It seemed, indeed, that the personal memorandum, sent in early December 1979 by Andropov to Brezhnev, determined Brezhnev’s decision.[9] Anatoly Dobrynin, former Soviet ambassador to the United States, shared this view.[10] This confirms the observation made by Thierry Wolton that “the Kremlin knew the external world over the borders as if over the high walls of a citadel through the prism of what was reported to it by the KGB. The Organs, in this way, could manipulate the members of the Central Committee and the Politburo, which, in the closed Soviet universe, was a sacred power.”[11]
The Soviet military, however, was not happy with the decision to invade Afghanistan. When, on December 10, 1979, Dmitry Ustinov, the defense minister, informed the chief of the General Staff, Nikolay Ogarkov, of the plan, the latter ”was surprised and outraged by such a decision.” He said he was “against the introduction of troops, calling it ‘reckless.’”[12] Georgy M. Kornienko, who at that time was deputy foreign minister under Gromyko, wrote, referring to the position taken by his boss in the politburo meeting on December 12, 1979: “From my conversations with him, already after the introduction of troops, I concluded that it was not Gromyko who said ‘A’ in favour of such decision, but that he was ‘pressured’ into it by Andropov and Ustinov together. Which one of those two was the first to change their initial point of view and spoke in favour of sending troops, one may only guess.”[13] It is a fair guess to assume that it was ultimately Yury Andropov who pushed his colleagues in the politburo—including General Secretary Leonid Brezhnev—to take this decision. It was, eventually, Andropov’s seven hundred special forces of the KGB, stationed in Kabul, who made the opening move by attacking the presidential palace and killing Amin. The justification given by the Soviet government for its intervention: that it had been asked for support by the Afghan government, was rather dubious. It is true that in March 1979 President Taraki had asked the Soviet Union to intervene by sending troops. At that time, however, the Soviet leadership had reacted negatively to this request. In December Taraki was no longer there, and Amin, who had executed his predecessor and taken his place, was certainly not in favor of a Soviet intervention. It is, therefore, not surprising to hear that “the Soviet troops . . . suffered from the confusion about their goals—the initial official mission was to protect the PDPA regime; however, when the troops reached Kabul, their orders were to overthrow Amin and his regime.”[14]

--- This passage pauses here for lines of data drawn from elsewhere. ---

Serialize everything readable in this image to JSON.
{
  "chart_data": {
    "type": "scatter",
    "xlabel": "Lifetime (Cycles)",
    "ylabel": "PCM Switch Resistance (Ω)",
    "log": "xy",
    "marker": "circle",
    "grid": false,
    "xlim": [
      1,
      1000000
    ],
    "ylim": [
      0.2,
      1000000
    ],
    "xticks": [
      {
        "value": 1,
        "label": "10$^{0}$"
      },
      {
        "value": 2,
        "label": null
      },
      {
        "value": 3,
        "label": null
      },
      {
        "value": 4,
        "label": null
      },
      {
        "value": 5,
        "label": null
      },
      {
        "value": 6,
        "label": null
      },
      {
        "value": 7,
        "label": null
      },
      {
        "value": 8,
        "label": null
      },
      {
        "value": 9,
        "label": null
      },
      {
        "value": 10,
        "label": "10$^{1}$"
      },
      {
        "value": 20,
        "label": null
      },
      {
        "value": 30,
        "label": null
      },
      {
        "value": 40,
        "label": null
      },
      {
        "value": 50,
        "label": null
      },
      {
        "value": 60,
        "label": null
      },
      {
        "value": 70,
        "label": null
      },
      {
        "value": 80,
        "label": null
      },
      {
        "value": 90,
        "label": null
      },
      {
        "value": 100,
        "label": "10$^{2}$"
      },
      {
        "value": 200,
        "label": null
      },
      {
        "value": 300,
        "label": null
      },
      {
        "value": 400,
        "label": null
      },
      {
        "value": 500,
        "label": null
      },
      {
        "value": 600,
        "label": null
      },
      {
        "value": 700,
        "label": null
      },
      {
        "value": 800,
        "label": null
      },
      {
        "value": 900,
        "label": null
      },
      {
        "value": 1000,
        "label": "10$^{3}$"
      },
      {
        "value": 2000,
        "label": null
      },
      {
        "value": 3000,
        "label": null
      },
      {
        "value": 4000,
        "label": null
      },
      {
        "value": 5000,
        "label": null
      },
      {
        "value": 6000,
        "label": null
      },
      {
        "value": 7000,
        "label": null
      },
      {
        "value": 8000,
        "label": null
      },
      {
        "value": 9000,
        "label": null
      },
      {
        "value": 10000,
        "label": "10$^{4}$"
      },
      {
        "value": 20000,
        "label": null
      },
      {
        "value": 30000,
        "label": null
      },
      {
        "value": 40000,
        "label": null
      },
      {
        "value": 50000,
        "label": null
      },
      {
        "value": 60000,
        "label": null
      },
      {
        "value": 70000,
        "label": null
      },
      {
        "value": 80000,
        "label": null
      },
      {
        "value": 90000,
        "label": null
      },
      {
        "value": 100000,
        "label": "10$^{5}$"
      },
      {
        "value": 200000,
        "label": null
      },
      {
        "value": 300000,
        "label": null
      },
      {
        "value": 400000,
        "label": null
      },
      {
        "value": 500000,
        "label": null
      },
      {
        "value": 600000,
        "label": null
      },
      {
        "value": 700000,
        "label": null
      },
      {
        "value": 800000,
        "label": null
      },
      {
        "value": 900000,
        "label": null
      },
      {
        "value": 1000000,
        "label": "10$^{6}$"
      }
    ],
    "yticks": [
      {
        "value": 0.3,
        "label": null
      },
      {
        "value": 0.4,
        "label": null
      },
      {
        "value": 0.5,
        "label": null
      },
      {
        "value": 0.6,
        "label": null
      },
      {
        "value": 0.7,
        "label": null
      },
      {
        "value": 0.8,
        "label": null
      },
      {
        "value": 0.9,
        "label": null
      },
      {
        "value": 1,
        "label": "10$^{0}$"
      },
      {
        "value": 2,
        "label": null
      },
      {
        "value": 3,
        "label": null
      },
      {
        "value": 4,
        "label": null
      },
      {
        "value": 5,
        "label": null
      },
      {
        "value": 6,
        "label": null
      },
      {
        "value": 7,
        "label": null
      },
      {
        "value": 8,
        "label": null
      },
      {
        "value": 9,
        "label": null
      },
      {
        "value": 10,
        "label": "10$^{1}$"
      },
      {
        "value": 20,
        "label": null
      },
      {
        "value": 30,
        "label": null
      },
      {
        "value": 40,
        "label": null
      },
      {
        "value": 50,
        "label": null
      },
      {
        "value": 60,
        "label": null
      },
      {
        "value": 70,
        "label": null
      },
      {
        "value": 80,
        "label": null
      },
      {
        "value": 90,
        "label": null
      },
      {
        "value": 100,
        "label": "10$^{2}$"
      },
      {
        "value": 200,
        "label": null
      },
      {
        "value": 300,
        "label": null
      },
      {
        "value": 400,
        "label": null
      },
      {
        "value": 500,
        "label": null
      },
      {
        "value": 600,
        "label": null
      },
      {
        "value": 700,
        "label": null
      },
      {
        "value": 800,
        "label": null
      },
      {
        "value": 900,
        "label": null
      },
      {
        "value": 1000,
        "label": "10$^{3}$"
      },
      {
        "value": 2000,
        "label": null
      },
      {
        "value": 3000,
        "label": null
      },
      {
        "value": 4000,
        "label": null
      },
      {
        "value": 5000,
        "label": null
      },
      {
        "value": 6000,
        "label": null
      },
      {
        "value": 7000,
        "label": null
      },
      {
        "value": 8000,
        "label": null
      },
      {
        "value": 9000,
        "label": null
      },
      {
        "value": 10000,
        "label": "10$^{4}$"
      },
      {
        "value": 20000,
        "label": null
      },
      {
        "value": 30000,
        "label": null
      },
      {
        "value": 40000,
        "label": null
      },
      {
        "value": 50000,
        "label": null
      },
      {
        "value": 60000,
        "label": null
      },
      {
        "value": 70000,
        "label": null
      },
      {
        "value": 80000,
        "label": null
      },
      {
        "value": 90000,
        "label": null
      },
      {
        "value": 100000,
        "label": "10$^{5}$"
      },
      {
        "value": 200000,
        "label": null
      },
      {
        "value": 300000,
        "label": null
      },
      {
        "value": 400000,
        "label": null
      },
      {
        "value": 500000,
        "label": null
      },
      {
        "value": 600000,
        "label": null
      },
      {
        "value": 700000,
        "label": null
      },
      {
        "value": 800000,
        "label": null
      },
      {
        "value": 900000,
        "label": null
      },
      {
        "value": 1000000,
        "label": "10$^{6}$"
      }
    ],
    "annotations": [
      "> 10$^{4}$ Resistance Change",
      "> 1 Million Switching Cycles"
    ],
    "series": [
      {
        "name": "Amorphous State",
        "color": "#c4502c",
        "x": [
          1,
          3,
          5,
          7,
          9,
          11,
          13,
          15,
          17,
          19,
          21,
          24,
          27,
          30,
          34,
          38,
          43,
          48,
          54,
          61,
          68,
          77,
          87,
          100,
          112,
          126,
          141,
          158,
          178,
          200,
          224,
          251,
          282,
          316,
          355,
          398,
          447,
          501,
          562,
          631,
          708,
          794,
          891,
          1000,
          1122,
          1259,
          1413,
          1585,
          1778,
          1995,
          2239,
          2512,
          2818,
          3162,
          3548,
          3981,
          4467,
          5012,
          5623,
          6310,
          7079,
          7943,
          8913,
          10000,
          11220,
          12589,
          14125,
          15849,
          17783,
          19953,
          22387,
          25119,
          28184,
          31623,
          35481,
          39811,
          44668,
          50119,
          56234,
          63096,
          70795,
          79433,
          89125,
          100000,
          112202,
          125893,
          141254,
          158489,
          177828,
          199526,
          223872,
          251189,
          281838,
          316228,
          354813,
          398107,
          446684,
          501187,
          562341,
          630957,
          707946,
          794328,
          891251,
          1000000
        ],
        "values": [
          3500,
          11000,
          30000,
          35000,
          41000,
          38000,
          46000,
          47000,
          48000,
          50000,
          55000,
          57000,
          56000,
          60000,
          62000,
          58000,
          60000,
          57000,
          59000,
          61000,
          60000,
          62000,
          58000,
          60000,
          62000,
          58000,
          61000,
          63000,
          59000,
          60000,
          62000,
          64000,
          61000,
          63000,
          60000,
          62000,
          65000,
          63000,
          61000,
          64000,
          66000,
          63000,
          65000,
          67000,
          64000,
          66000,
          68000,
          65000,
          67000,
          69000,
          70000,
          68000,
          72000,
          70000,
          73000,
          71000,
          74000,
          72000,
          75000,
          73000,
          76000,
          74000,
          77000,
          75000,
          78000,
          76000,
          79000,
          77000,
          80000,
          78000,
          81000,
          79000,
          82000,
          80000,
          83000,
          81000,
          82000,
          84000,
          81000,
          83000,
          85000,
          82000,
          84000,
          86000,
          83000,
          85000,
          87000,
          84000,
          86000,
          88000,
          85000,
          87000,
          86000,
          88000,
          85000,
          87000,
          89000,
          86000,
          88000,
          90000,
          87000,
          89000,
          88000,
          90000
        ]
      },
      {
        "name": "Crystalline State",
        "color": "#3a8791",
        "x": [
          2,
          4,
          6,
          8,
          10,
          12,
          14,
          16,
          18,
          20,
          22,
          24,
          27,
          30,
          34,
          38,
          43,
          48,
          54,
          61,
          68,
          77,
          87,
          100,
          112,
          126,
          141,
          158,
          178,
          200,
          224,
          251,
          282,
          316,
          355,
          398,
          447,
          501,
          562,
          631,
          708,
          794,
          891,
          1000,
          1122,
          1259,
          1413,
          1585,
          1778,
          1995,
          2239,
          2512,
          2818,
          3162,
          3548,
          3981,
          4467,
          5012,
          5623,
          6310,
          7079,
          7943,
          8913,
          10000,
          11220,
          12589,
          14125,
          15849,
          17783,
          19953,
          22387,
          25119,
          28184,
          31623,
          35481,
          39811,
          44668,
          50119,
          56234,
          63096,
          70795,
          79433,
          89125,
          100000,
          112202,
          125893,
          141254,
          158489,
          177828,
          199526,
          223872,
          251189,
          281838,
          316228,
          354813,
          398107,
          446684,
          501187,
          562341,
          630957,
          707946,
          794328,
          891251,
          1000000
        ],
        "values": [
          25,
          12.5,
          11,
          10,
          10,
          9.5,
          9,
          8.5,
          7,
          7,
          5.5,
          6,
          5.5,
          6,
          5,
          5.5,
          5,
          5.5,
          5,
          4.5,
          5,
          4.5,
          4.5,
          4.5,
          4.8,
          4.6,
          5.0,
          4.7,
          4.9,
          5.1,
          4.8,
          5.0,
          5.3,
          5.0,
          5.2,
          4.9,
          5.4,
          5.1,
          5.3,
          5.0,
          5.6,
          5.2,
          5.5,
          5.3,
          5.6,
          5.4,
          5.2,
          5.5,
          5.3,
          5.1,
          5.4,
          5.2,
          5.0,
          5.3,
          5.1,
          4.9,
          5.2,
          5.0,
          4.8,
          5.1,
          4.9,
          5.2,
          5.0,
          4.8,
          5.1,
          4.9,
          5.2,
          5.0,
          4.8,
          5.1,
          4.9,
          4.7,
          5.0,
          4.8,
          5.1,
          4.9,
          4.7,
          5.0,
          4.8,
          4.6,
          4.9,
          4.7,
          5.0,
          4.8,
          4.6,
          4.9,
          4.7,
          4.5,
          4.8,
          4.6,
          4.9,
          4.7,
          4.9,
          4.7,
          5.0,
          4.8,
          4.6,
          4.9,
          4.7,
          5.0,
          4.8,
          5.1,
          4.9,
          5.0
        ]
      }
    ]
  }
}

If one reconstructs the events, it becomes clear that neither the Soviet military, nor the Soviet Ministry of Foreign Affairs, nor even Brezhnev himself, were at the roots of the fatal—and in the end self-defeating—decision to invade Afghanistan, but the KGB. The “Sadat” role that Andropov ascribed to Amin was probably a deliberate attempt at disinformation by this long-serving KGB chief to manipulate the Soviet leadership. It would not have been the first time. Already in 1956, when he was Soviet ambassador in Budapest, Andropov was one of the main instigators of the Soviet intervention, falsely informing Khrushchev, who initially was reluctant to intervene, that the Russian embassy was being attacked. In 1968 Andropov would again be among the hardliners who were in favor of sending Warsaw Pact troops into Czechoslovakia to crush the Prague Spring.[15] Andropov, a highly intelligent man, was an undisputed expert in manipulation. Ion Mihai Pacepa, a former Romanian two-star general, and the highest intelligence officer to have ever defected from the Soviet bloc, a man who knew Andropov personally, characterized him as follows:
Once settled in the Kremlin, Andropov surrounded himself with KGB officers, who immediately went on a propaganda offensive to introduce him to the West as a “moderate” Communist and a sensitive, warm, Western-oriented man who allegedly enjoyed an occasional drink of Scotch, liked to read English novels, and loved listening to American jazz and the music of Beethoven. In actual fact, Andropov did not drink, as he was already terminally ill from a kidney disorder, and the rest of the portrayal was equally false.[16]